Post by JenMusicLover on Aug 7, 2012 9:16:48 GMT -5
Saturday, August 4, 2012
Creed rocks Thunder Valley
Creed has reuinited, and are back in full swing. They played an arena-quality show Friday night to a full venue at Thunder Valley Casino Resort.
The group played a full set starting out with one of their classics, "Are You Ready?" They continued through the evening playing some new material, before returning with the crowd-favorite "Arms Wide Open" and ending with an encore and their classic song, "My Sacrifice."
Creed's show presented with more maturity and responsbility than this writer remembers when they were at the height of their career in the early 2000s. They appeared to treat their show and their audience in a serious manner. It was great to see them again, a little wiser, a little grayer, and much better.
Post by JenMusicLover on Aug 7, 2012 9:23:13 GMT -5
Creed Packs The Park!
Written by Megan Whitehead
Grammy Award winning Super Group CREED lite up the Timberwood Amphitheater in Hot Springs, at Magic Springs Saturday night, putting on an amazing show, blasting out all their greatest hits. They opened with “Are you Ready?” and closed the show with a couple of favorites, “one Last Breath” and “My Sacrifice.” Leaving Magic Springs Summer Series largest crowd yet, in awe after a nearly two hour set, with their paramount performance.
I saw the band almost 10 years ago, and was pleasantly surprised to see, they haven’t changed a bit! Not in sound or looks! Their enthusiasm, despite the temperatures reaching 106 degrees in Hot Springs on Saturday was truly inspiring. They never missed a note and seemed genuinely happy to be there!
The band comprised of all the original members, Scott Stapp on lead vocals, Mark Tremonti on Lead Guitar, Scott Phillips on Drums and Brian Marshall, Bass Guitar. Though the Band has had some ups and downs over the years, Stapp releasing a solo project and the 3 remaining members forming power group “Alter Bridge”, they seemed at home and very comfortable with each other.

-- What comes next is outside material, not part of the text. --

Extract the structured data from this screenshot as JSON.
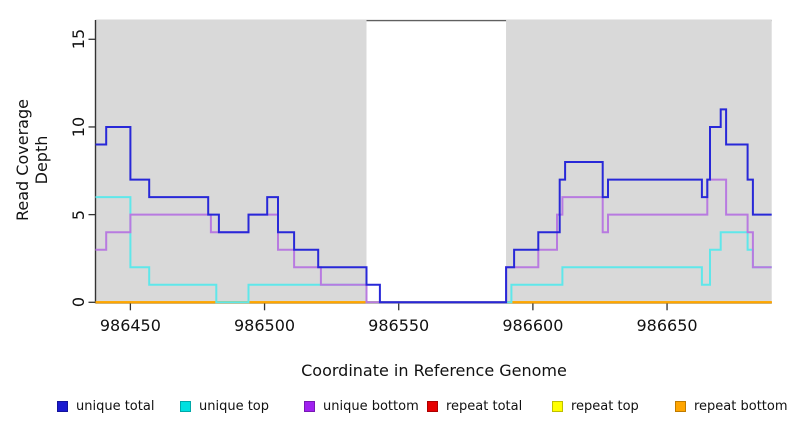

Founding member of the Tallahassee based group back in 1995, Guitarist, Bassisit, and Singer- Song writer Mark Tremonti also released a solo album earlier this month, “All I Was” which is available now.
Creeds has sold over 40 million records over the years, their 2nd album “Human Clay” going 11 times platinum and even reaching the short list of “Diamond” status records. Between touring they are currently working on their 5th album which should be released early next year.
I think some of the most impressive aspects of the prominent group is their benevolent attitudes, positive lyrics, and lack of cursing! Making their shows truly appropriate for all ages. Stapp was in usual form making it clear to the audience that his glory goes to God, with no regrets and no apologies, in his evangelical manner of performance, which is so rare and frankly, refreshing!
Tickets for non season pass holders ran from 45-55 dollars, and were as little as FREE if you hold a season pass and wanted to watch from the grass which, is pretty amazing for an act of this caliber. Especially considering you can see them next Saturday night in Ridgefield WA for around $150.00.
Thank you, CREED for another awesome and memorable Show!!